I ordered the driver of the lead truck beside me to pull over onto the side of the road so that we could regroup and was shortly joined only by the second truck. We waited and waited but no third truck appeared. The Military Police Land Rover had lost visual contact with us, so retraced its route and having located us I directed them back to find the missing third truck. The Military Police found the convoy’s separate second packet of trucks but there was no sign of the missing ammunition-carrying third truck. Suspecting that for whatever reason the driver of the third truck had mistakenly, or otherwise, taken the more usual, regular route to Dundalk, I decided to phone Aiken Barracks, Dundalk, to confirm that it had arrived. This, in the pre-mobile phone days, required a pay phone and loose change. Both eventually found, I got through to Aiken Barracks in Dundalk and ascertained that … having mechanically struggled up the hill at Slane, the driver [had] considered it prudent to travel the more familiar route to Dundalk.

We proceeded to Dundalk on our given route and arrived at Aiken Barracks. The Acting Post Commander, of Commandant rank, … was unhappy with the irregularity of the circumstances and was not prepared to take responsibility for the convoy, its content or to allow the consignment be unloaded, nor agree to provide an armed guard for it.

Having arrived to where [we were] ordered, albeit in unusual circumstances, I backed the six trucks up against each other, three abreast, and mounted our own guard. The acting Post Commander in Aiken Barracks was not happy. I, the Convoy Commander, was [also] not happy, the drivers now undertaking an overnight guard were not happy, the transport company unit who had provided the now not returning six trucks were not happy. All in all, for all involved, it was an irregular, unusual, unhappy situation and circumstance.

The gas masks were eventually emptied into a billet in the barracks and the three trucks released back to their unit.

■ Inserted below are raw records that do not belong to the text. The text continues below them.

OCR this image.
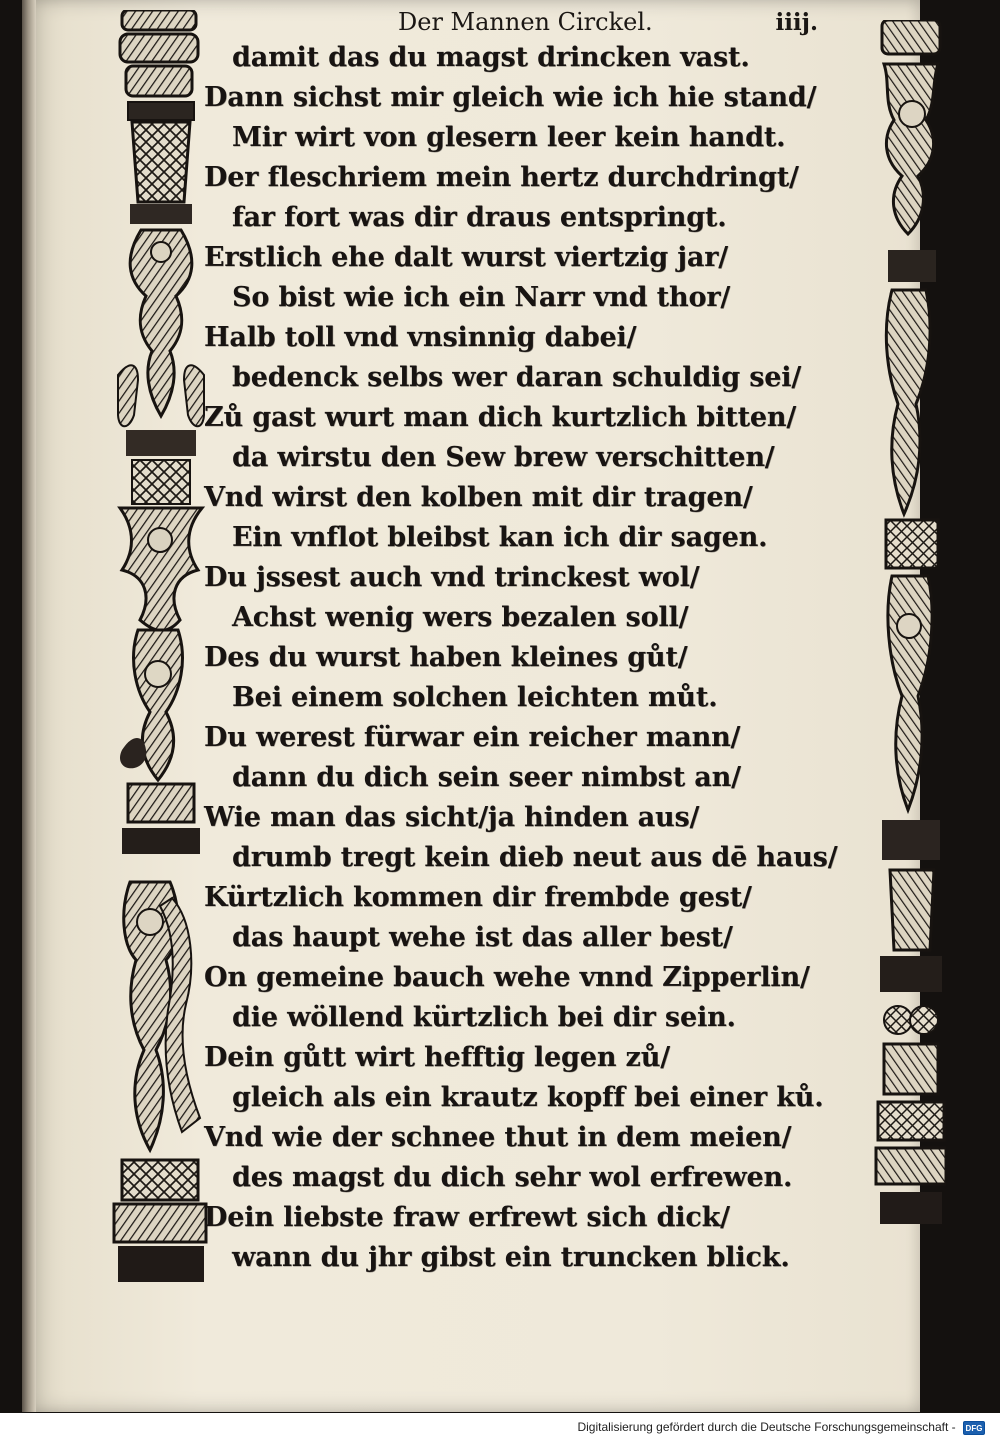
Der Mannen Circkel.	iiij.
damit das du magst drincken vast.
Dann sichst mir gleich wie ich hie stand/
Mir wirt von glesern leer kein handt.
Der fleschriem mein hertz durchdringt/
far fort was dir draus entspringt.
Erstlich ehe dalt wurst viertzig jar/
So bist wie ich ein Narr vnd thor/
Halb toll vnd vnsinnig dabei/
bedenck selbs wer daran schuldig sei/
Zů gast wurt man dich kurtzlich bitten/
da wirstu den Sew brew verschitten/
Vnd wirst den kolben mit dir tragen/
Ein vnflot bleibst kan ich dir sagen.
Du jssest auch vnd trinckest wol/
Achst wenig wers bezalen soll/
Des du wurst haben kleines gůt/
Bei einem solchen leichten můt.
Du werest fürwar ein reicher mann/
dann du dich sein seer nimbst an/
Wie man das sicht/ja hinden aus/
drumb tregt kein dieb neut aus dē haus/
Kürtzlich kommen dir frembde gest/
das haupt wehe ist das aller best/
On gemeine bauch wehe vnnd Zipperlin/
die wöllend kürtzlich bei dir sein.
Dein gůtt wirt hefftig legen zů/
gleich als ein krautz kopff bei einer ků.
Vnd wie der schnee thut in dem meien/
des magst du dich sehr wol erfrewen.
Dein liebste fraw erfrewt sich dick/
wann du jhr gibst ein truncken blick.
Digitalisierung gefördert durch die Deutsche Forschungsgemeinschaft - DFG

The three remaining trucks were left unloaded, the weapons and ammunition only taken off them two days later.

The ‘Dundalk Arms Shipment’, as it came to be called, and the likely intended release of arms and ammunition from army custody into Northern Ireland, had effectively been stalled. On hearing a report of the situation, the Taoiseach immediately insisted on the cessation of this unauthorised arrangement and the shipment of arms was cancelled. This unsanctioned effort to put Irish Defence Forces rifles and ammunition (obsolete but still deadly) into the hands of people in the North was a high level, but not governmentally authorised direction. The attempt to smuggle arms through the Defence Forces chain-of-command having failed, unbelievably a further clandestine ploy was revealed, but this too was fortuitously uncovered in the nick of time. Information was received about a surreptitious plot to bring a consignment of arms from the continent through Dublin Airport. A cloak-and-dagger episode of unparalleled gravity, it was a crisis within a crisis, the implications of which – if successfully executed, even in its very attempt – could have had a calamitous political effect. It might have completely undermined the diplomatic standing of the Irish Government and State. The ‘Arms Crisis’ was the greatest internal crisis since the Civil War in Ireland. With emotions throughout the country already running high due to the violent turn of events in the North, these were further legitimate concerns for stability in the South.